Alcoholism and Drug Addiction
eISSN: 1689-3530
ISSN: 0867-4361
Alcoholism and Drug Addiction/Alkoholizm i Narkomania
Current issue Archive Online first About the journal Editorial board Abstracting and indexing Subscription Contact Instructions for authors Publication charge Ethical standards and procedures
Editorial System
Submit your Manuscript
1/2025
vol. 38
 
Share:
Share:
abstract:
Original article

Beyond effectiveness: barriers and solutions for implementing brief alcohol interventions in primary care in Czechia

Michael Fanta
1, 2
,
Miroslav Barták
3, 4
,
Vladimír Rogalewicz
3

  1. Jan Evangelista Purkyně University, Faculty of Social and Economic Studies, Ústí nad Labem, Czech Republic
  2. Anglo-American University in Prague, Prague, Czech Republic
  3. Czech Technical University in Prague, Faculty of Biomedical Engineering, Department of Biomedical Technology, Kladno, Czech Republic
  4. General University Hospital in Prague, Department of Addictology, Prague, Czech Republic
Alcohol Drug Addict 2025; 38 (1): 1-14
Online publish date: 2025/09/20
View full text Get citation
 
PlumX metrics:
Introduction:
Brief interventions (BI) represent effective strategies for reducing alcohol-related harm, yet their implementation in primary care is challenging. This study aimed to assess general practitioners’ (GPs) perceptions of BI effectiveness, identify key implementation barriers and propose solutions for wider adoption.

Material and methods:
A modified two-round Delphi study was conducted among 20 Czech GPs. Participants were randomly selected from the national registry and invited for voluntary participation with inclusion requiring active BI delivery in clinical practice. They evaluated BI effectiveness across different risk categories, estimated time and cost requirements, and identified implementation barriers and facilitators. Consensus was defined as ≥ 75% agreement.

Results:
GPs reached a strong consensus on the effectiveness of BI particularly for high-risk drinkers (83%) and those at risk of alcohol dependence (89%).
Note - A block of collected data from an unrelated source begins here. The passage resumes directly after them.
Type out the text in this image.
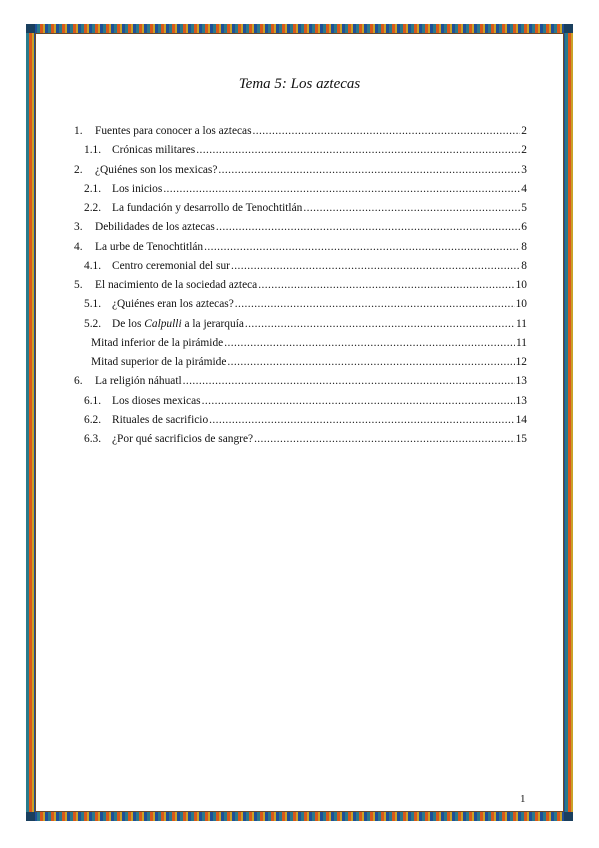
Tema 5: Los aztecas
1.	Fuentes para conocer a los aztecas .....	2
1.1. Crónicas militares .....	2
2.	¿Quiénes son los mexicas? .....	3
2.1. Los inicios .....	4
2.2. La fundación y desarrollo de Tenochtitlán .....	5
3.	Debilidades de los aztecas .....	6
4.	La urbe de Tenochtitlán .....	8
4.1. Centro ceremonial del sur .....	8
5.	El nacimiento de la sociedad azteca .....	10
5.1. ¿Quiénes eran los aztecas? .....	10
5.2. De los Calpulli a la jerarquía .....	11
Mitad inferior de la pirámide .....	11
Mitad superior de la pirámide .....	12
6.	La religión náhuatl .....	13
6.1. Los dioses mexicas .....	13
6.2. Rituales de sacrificio .....	14
6.3. ¿Por qué sacrificios de sangre? .....	15
1
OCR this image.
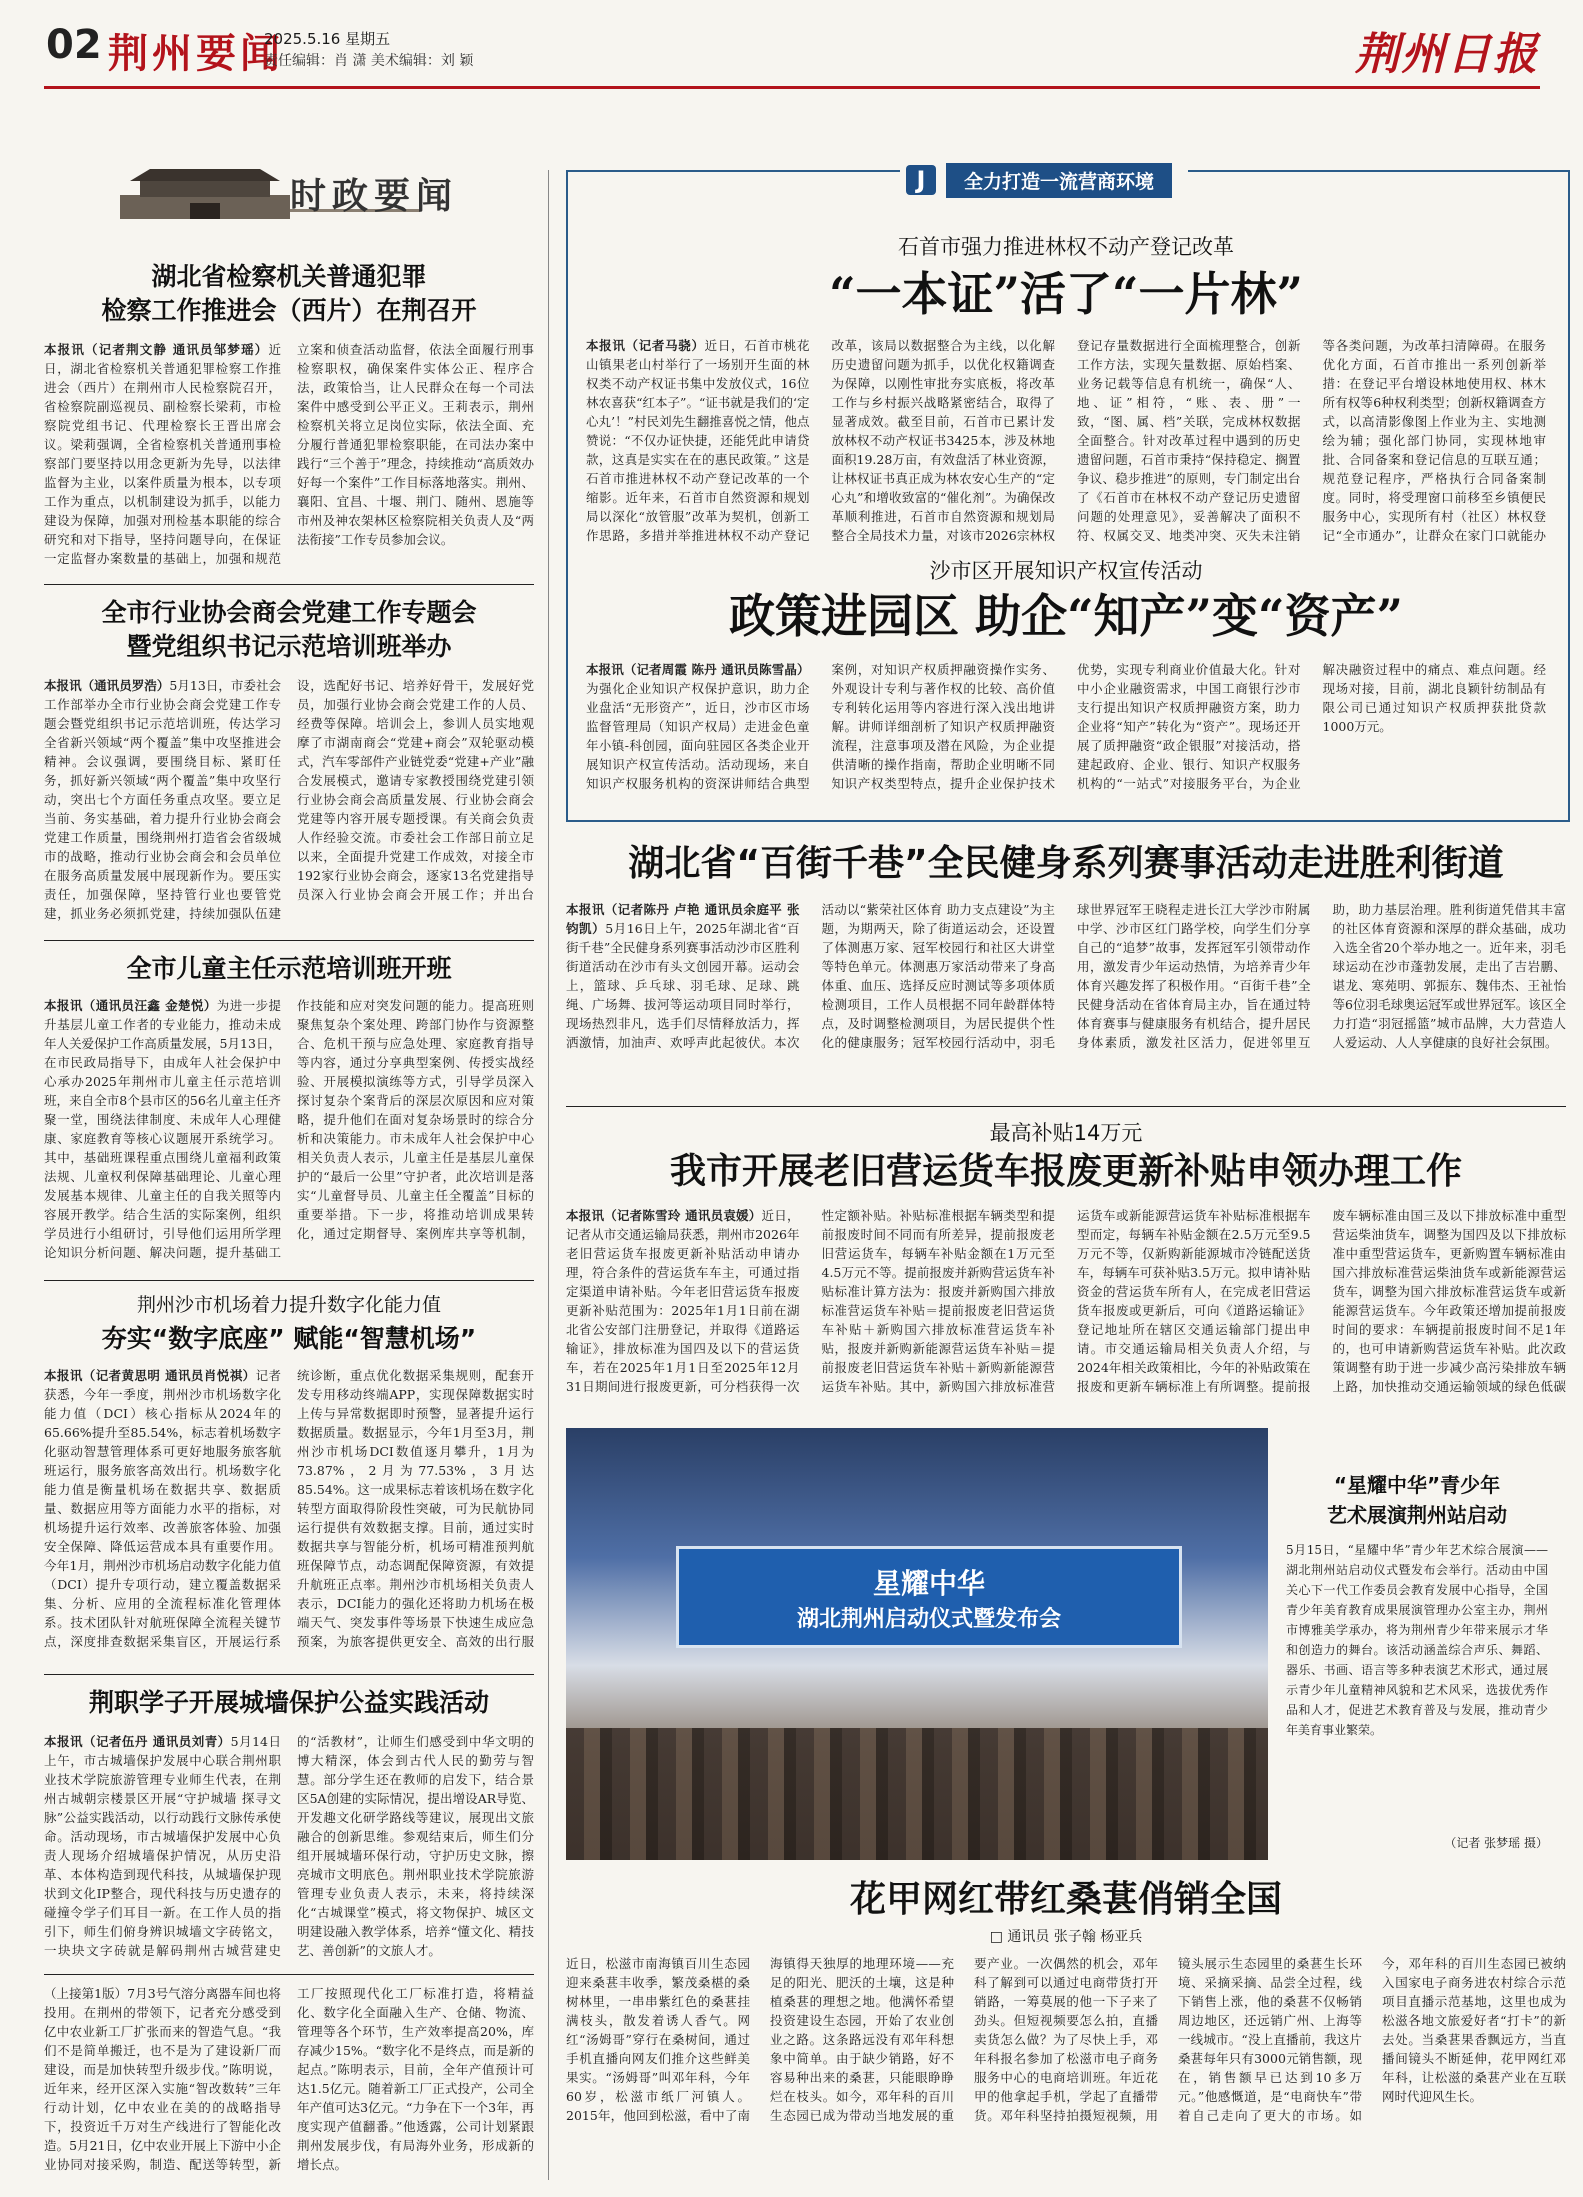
02 荆州要闻
2025.5.16 星期五
责任编辑：肖 潇 美术编辑：刘 颖	荆州日报
时政要闻
湖北省检察机关普通犯罪
检察工作推进会（西片）在荆召开
本报讯（记者荆文静 通讯员邹梦瑶）近日，湖北省检察机关普通犯罪检察工作推进会（西片）在荆州市人民检察院召开，省检察院副巡视员、副检察长梁莉，市检察院党组书记、代理检察长王晋出席会议。梁莉强调，全省检察机关普通刑事检察部门要坚持以用念更新为先导，以法律监督为主业，以案件质量为根本，以专项工作为重点，以机制建设为抓手，以能力建设为保障，加强对刑检基本职能的综合研究和对下指导，坚持问题导向，在保证一定监督办案数量的基础上，加强和规范立案和侦查活动监督，依法全面履行刑事检察职权，确保案件实体公正、程序合法，政策恰当，让人民群众在每一个司法案件中感受到公平正义。王莉表示，荆州检察机关将立足岗位实际，依法全面、充分履行普通犯罪检察职能，在司法办案中践行“三个善于”理念，持续推动“高质效办好每一个案件”工作目标落地落实。荆州、襄阳、宜昌、十堰、荆门、随州、恩施等市州及神农架林区检察院相关负责人及“两法衔接”工作专员参加会议。
全市行业协会商会党建工作专题会
暨党组织书记示范培训班举办
本报讯（通讯员罗浩）5月13日，市委社会工作部举办全市行业协会商会党建工作专题会暨党组织书记示范培训班，传达学习全省新兴领域“两个覆盖”集中攻坚推进会精神。会议强调，要围绕目标、紧盯任务，抓好新兴领域“两个覆盖”集中攻坚行动，突出七个方面任务重点攻坚。要立足当前、务实基础，着力提升行业协会商会党建工作质量，围绕荆州打造省会省级城市的战略，推动行业协会商会和会员单位在服务高质量发展中展现新作为。要压实责任，加强保障，坚持管行业也要管党建，抓业务必须抓党建，持续加强队伍建设，选配好书记、培养好骨干，发展好党员，加强行业协会商会党建工作的人员、经费等保障。培训会上，参训人员实地观摩了市湖南商会“党建+商会”双轮驱动模式，汽车零部件产业链党委“党建+产业”融合发展模式，邀请专家教授围绕党建引领行业协会商会高质量发展、行业协会商会党建等内容开展专题授课。有关商会负责人作经验交流。市委社会工作部日前立足以来，全面提升党建工作成效，对接全市192家行业协会商会，逐家13名党建指导员深入行业协会商会开展工作；并出台
全市儿童主任示范培训班开班
本报讯（通讯员汪鑫 金楚悦）为进一步提升基层儿童工作者的专业能力，推动未成年人关爱保护工作高质量发展，5月13日，在市民政局指导下，由成年人社会保护中心承办2025年荆州市儿童主任示范培训班，来自全市8个县市区的56名儿童主任齐聚一堂，围绕法律制度、未成年人心理健康、家庭教育等核心议题展开系统学习。其中，基础班课程重点围绕儿童福利政策法规、儿童权利保障基础理论、儿童心理发展基本规律、儿童主任的自我关照等内容展开教学。结合生活的实际案例，组织学员进行小组研讨，引导他们运用所学理论知识分析问题、解决问题，提升基础工作技能和应对突发问题的能力。提高班则聚焦复杂个案处理、跨部门协作与资源整合、危机干预与应急处理、家庭教育指导等内容，通过分享典型案例、传授实战经验、开展模拟演练等方式，引导学员深入探讨复杂个案背后的深层次原因和应对策略，提升他们在面对复杂场景时的综合分析和决策能力。市未成年人社会保护中心相关负责人表示，儿童主任是基层儿童保护的“最后一公里”守护者，此次培训是落实“儿童督导员、儿童主任全覆盖”目标的重要举措。下一步，将推动培训成果转化，通过定期督导、案例库共享等机制，
荆州沙市机场着力提升数字化能力值
夯实“数字底座” 赋能“智慧机场”
本报讯（记者黄思明 通讯员肖悦祺）记者获悉，今年一季度，荆州沙市机场数字化能力值（DCI）核心指标从2024年的65.66%提升至85.54%，标志着机场数字化驱动智慧管理体系可更好地服务旅客航班运行，服务旅客高效出行。机场数字化能力值是衡量机场在数据共享、数据质量、数据应用等方面能力水平的指标，对机场提升运行效率、改善旅客体验、加强安全保障、降低运营成本具有重要作用。今年1月，荆州沙市机场启动数字化能力值（DCI）提升专项行动，建立覆盖数据采集、分析、应用的全流程标准化管理体系。技术团队针对航班保障全流程关键节点，深度排查数据采集盲区，开展运行系统诊断，重点优化数据采集规则，配套开发专用移动终端APP，实现保障数据实时上传与异常数据即时预警，显著提升运行数据质量。数据显示，今年1月至3月，荆州沙市机场DCI数值逐月攀升，1月为73.87%，2月为77.53%，3月达85.54%。这一成果标志着该机场在数字化转型方面取得阶段性突破，可为民航协同运行提供有效数据支撑。目前，通过实时数据共享与智能分析，机场可精准预判航班保障节点，动态调配保障资源，有效提升航班正点率。荆州沙市机场相关负责人表示，DCI能力的强化还将助力机场在极端天气、突发事件等场景下快速生成应急预案，为旅客提供更安全、高效的出行服
荆职学子开展城墙保护公益实践活动
本报讯（记者伍丹 通讯员刘青）5月14日上午，市古城墙保护发展中心联合荆州职业技术学院旅游管理专业师生代表，在荆州古城朝宗楼景区开展“守护城墙 探寻文脉”公益实践活动，以行动践行文脉传承使命。活动现场，市古城墙保护发展中心负责人现场介绍城墙保护情况，从历史沿革、本体构造到现代科技，从城墙保护现状到文化IP整合，现代科技与历史遗存的碰撞令学子们耳目一新。在工作人员的指引下，师生们俯身辨识城墙文字砖铭文，一块块文字砖就是解码荆州古城营建史的“活教材”，让师生们感受到中华文明的博大精深，体会到古代人民的勤劳与智慧。部分学生还在教师的启发下，结合景区5A创建的实际情况，提出增设AR导览、开发趣文化研学路线等建议，展现出文旅融合的创新思维。参观结束后，师生们分组开展城墙环保行动，守护历史文脉，擦亮城市文明底色。荆州职业技术学院旅游管理专业负责人表示，未来，将持续深化“古城课堂”模式，将文物保护、城区文明建设融入教学体系，培养“懂文化、精技艺、善创新”的文旅人才。
（上接第1版）7月3号气溶分离器车间也将投用。在荆州的带领下，记者充分感受到亿中农业新工厂扩张而来的智造气息。“我们不是简单搬迁，也不是为了建设新厂而建设，而是加快转型升级步伐。”陈明说，近年来，经开区深入实施“智改数转”三年行动计划，亿中农业在美的的战略指导下，投资近千万对生产线进行了智能化改造。5月21日，亿中农业开展上下游中小企业协同对接采购，制造、配送等转型，新工厂按照现代化工厂标准打造，将精益化、数字化全面融入生产、仓储、物流、管理等各个环节，生产效率提高20%，库存减少15%。“数字化不是终点，而是新的起点。”陈明表示，目前，全年产值预计可达1.5亿元。随着新工厂正式投产，公司全年产值可达3亿元。“力争在下一个3年，再度实现产值翻番。”他透露，公司计划紧跟荆州发展步伐，有局海外业务，形成新的增长点。
J	全力打造一流营商环境
石首市强力推进林权不动产登记改革
“一本证”活了“一片林”
本报讯（记者马骁）近日，石首市桃花山镇果老山村举行了一场别开生面的林权类不动产权证书集中发放仪式，16位林农喜获“红本子”。“证书就是我们的‘定心丸’！”村民刘先生翻推喜悦之情，他点赞说：“不仅办证快捷，还能凭此申请贷款，这真是实实在在的惠民政策。” 这是石首市推进林权不动产登记改革的一个缩影。近年来，石首市自然资源和规划局以深化“放管服”改革为契机，创新工作思路，多措并举推进林权不动产登记改革，该局以数据整合为主线，以化解历史遗留问题为抓手，以优化权籍调查为保障，以刚性审批夯实底板，将改革工作与乡村振兴战略紧密结合，取得了显著成效。截至目前，石首市已累计发放林权不动产权证书3425本，涉及林地面积19.28万亩，有效盘活了林业资源，让林权证书真正成为林农安心生产的“定心丸”和增收致富的“催化剂”。为确保改革顺利推进，石首市自然资源和规划局整合全局技术力量，对该市2026宗林权登记存量数据进行全面梳理整合，创新工作方法，实现矢量数据、原始档案、业务记载等信息有机统一，确保“人、地、证”相符，“账、表、册”一致，“图、属、档”关联，完成林权数据全面整合。针对改革过程中遇到的历史遗留问题，石首市秉持“保持稳定、搁置争议、稳步推进”的原则，专门制定出台了《石首市在林权不动产登记历史遗留问题的处理意见》，妥善解决了面积不符、权属交叉、地类冲突、灭失未注销等各类问题，为改革扫清障碍。在服务优化方面，石首市推出一系列创新举措：在登记平台增设林地使用权、林木所有权等6种权利类型；创新权籍调查方式，以高清影像图上作业为主、实地测绘为辅；强化部门协同，实现林地审批、合同备案和登记信息的互联互通；规范登记程序，严格执行合同备案制度。同时，将受理窗口前移至乡镇便民服务中心，实现所有村（社区）林权登记“全市通办”，让群众在家门口就能办
沙市区开展知识产权宣传活动
政策进园区 助企“知产”变“资产”
本报讯（记者周霞 陈丹 通讯员陈雪晶）为强化企业知识产权保护意识，助力企业盘活“无形资产”，近日，沙市区市场监督管理局（知识产权局）走进金色童年小镇-科创园，面向驻园区各类企业开展知识产权宣传活动。活动现场，来自知识产权服务机构的资深讲师结合典型案例，对知识产权质押融资操作实务、外观设计专利与著作权的比较、高价值专利转化运用等内容进行深入浅出地讲解。讲师详细剖析了知识产权质押融资流程，注意事项及潜在风险，为企业提供清晰的操作指南，帮助企业明晰不同知识产权类型特点，提升企业保护技术优势，实现专利商业价值最大化。针对中小企业融资需求，中国工商银行沙市支行提出知识产权质押融资方案，助力企业将“知产”转化为“资产”。现场还开展了质押融资“政企银服”对接活动，搭建起政府、企业、银行、知识产权服务机构的“一站式”对接服务平台，为企业解决融资过程中的痛点、难点问题。经现场对接，目前，湖北良颖针纺制品有限公司已通过知识产权质押获批贷款1000万元。
湖北省“百街千巷”全民健身系列赛事活动走进胜利街道
本报讯（记者陈丹 卢艳 通讯员余庭平 张钧凯）5月16日上午，2025年湖北省“百街千巷”全民健身系列赛事活动沙市区胜利街道活动在沙市有头文创园开幕。运动会上，篮球、乒乓球、羽毛球、足球、跳绳、广场舞、拔河等运动项目同时举行，现场热烈非凡，选手们尽情释放活力，挥洒激情，加油声、欢呼声此起彼伏。本次活动以“紫荣社区体育 助力支点建设”为主题，为期两天，除了街道运动会，还设置了体测惠万家、冠军校园行和社区大讲堂等特色单元。体测惠万家活动带来了身高体重、血压、选择反应时测试等多项体质检测项目，工作人员根据不同年龄群体特点，及时调整检测项目，为居民提供个性化的健康服务；冠军校园行活动中，羽毛球世界冠军王晓程走进长江大学沙市附属中学、沙市区红门路学校，向学生们分享自己的“追梦”故事，发挥冠军引领带动作用，激发青少年运动热情，为培养青少年体育兴趣发挥了积极作用。“百街千巷”全民健身活动在省体育局主办，旨在通过特体育赛事与健康服务有机结合，提升居民身体素质，激发社区活力，促进邻里互助，助力基层治理。胜利街道凭借其丰富的社区体育资源和深厚的群众基础，成功入选全省20个举办地之一。近年来，羽毛球运动在沙市蓬勃发展，走出了吉岩鹏、谌龙、寒苑明、郭振东、魏伟杰、王祉怡等6位羽毛球奥运冠军或世界冠军。该区全力打造“羽冠摇篮”城市品牌，大力营造人人爱运动、人人享健康的良好社会氛围。
最高补贴14万元
我市开展老旧营运货车报废更新补贴申领办理工作
本报讯（记者陈雪玲 通讯员袁媛）近日，记者从市交通运输局获悉，荆州市2026年老旧营运货车报废更新补贴活动申请办理，符合条件的营运货车车主，可通过指定渠道申请补贴。今年老旧营运货车报废更新补贴范围为：2025年1月1日前在湖北省公安部门注册登记，并取得《道路运输证》，排放标准为国四及以下的营运货车，若在2025年1月1日至2025年12月31日期间进行报废更新，可分档获得一次性定额补贴。补贴标准根据车辆类型和提前报废时间不同而有所差异，提前报废老旧营运货车，每辆车补贴金额在1万元至4.5万元不等。提前报废并新购营运货车补贴标准计算方法为：报废并新购国六排放标准营运货车补贴＝提前报废老旧营运货车补贴＋新购国六排放标准营运货车补贴，报废并新购新能源营运货车补贴＝提前报废老旧营运货车补贴＋新购新能源营运货车补贴。其中，新购国六排放标准营运货车或新能源营运货车补贴标准根据车型而定，每辆车补贴金额在2.5万元至9.5万元不等，仅新购新能源城市冷链配送货车，每辆车可获补贴3.5万元。拟申请补贴资金的营运货车所有人，在完成老旧营运货车报废或更新后，可向《道路运输证》登记地址所在辖区交通运输部门提出申请。市交通运输局相关负责人介绍，与2024年相关政策相比，今年的补贴政策在报废和更新车辆标准上有所调整。提前报废车辆标准由国三及以下排放标准中重型营运柴油货车，调整为国四及以下排放标准中重型营运货车，更新购置车辆标准由国六排放标准营运柴油货车或新能源营运货车，调整为国六排放标准营运货车或新能源营运货车。今年政策还增加提前报废时间的要求：车辆提前报废时间不足1年的，也可申请新购营运货车补贴。此次政策调整有助于进一步减少高污染排放车辆上路，加快推动交通运输领域的绿色低碳
星耀中华
湖北荆州启动仪式暨发布会
“星耀中华”青少年
艺术展演荆州站启动
5月15日，“星耀中华”青少年艺术综合展演——湖北荆州站启动仪式暨发布会举行。活动由中国关心下一代工作委员会教育发展中心指导，全国青少年美育教育成果展演管理办公室主办，荆州市博雅美学承办，将为荆州青少年带来展示才华和创造力的舞台。该活动涵盖综合声乐、舞蹈、器乐、书画、语言等多种表演艺术形式，通过展示青少年儿童精神风貌和艺术风采，选拔优秀作品和人才，促进艺术教育普及与发展，推动青少年美育事业繁荣。
（记者 张梦瑶 摄）
花甲网红带红桑葚俏销全国
□ 通讯员 张子翰 杨亚兵
近日，松滋市南海镇百川生态园迎来桑葚丰收季，繁茂桑椹的桑树林里，一串串紫红色的桑葚挂满枝头，散发着诱人香气。网红“汤姆哥”穿行在桑树间，通过手机直播向网友们推介这些鲜美果实。“汤姆哥”叫邓年科，今年60岁，松滋市纸厂河镇人。2015年，他回到松滋，看中了南海镇得天独厚的地理环境——充足的阳光、肥沃的土壤，这是种植桑葚的理想之地。他满怀希望投资建设生态园，开始了农业创业之路。这条路远没有邓年科想象中简单。由于缺少销路，好不容易种出来的桑葚，只能眼睁睁烂在枝头。如今，邓年科的百川生态园已成为带动当地发展的重要产业。一次偶然的机会，邓年科了解到可以通过电商带货打开销路，一筹莫展的他一下子来了劲头。但短视频要怎么拍，直播卖货怎么做？为了尽快上手，邓年科报名参加了松滋市电子商务服务中心的电商培训班。年近花甲的他拿起手机，学起了直播带货。邓年科坚持拍摄短视频，用镜头展示生态园里的桑葚生长环境、采摘采摘、品尝全过程，线下销售上涨，他的桑葚不仅畅销周边地区，还远销广州、上海等一线城市。“没上直播前，我这片桑葚每年只有3000元销售额，现在，销售额早已达到10多万元。”他感慨道，是“电商快车”带着自己走向了更大的市场。如今，邓年科的百川生态园已被纳入国家电子商务进农村综合示范项目直播示范基地，这里也成为松滋各地文旅爱好者“打卡”的新去处。当桑葚果香飘远方，当直播间镜头不断延伸，花甲网红邓年科，让松滋的桑葚产业在互联网时代迎风生长。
The stigma associated with alcohol use was identified as the most significant barrier (100%), followed by insufficient financial incentives (94%) and time constraints (72%). Despite these obstacles, 94% of GPs agreed BI is cost-effective. Key recommendations for improving BI adoption included targeted education (100%), digital screening tools (94%) and financial incentives (94%).

Discussion:
Although healthcare professionals in Czechia are required to assess patients for risky and harmful substance use where appropriate, BI are still not widely conducted. While GPs acknowledge BI’s effectiveness, organisational and financial issues limit its routine use. Strengthening interdisciplinary collaboration and improving BI accessibility through digital tools could enhance its impact.

Conclusions:
Addressing barriers to BI implementation requires systemic changes, including education, financial incentives and policy reforms. Without of measures of this kind, the potential of BI to reduce alcohol-related harm will remain underutilised in primary care.

keywords:

Alcohol, Brief interventions, General practitioners, Primary care, Czech Republic

Quick links
© 2025 Termedia Sp. z o.o.
Developed by Bentus.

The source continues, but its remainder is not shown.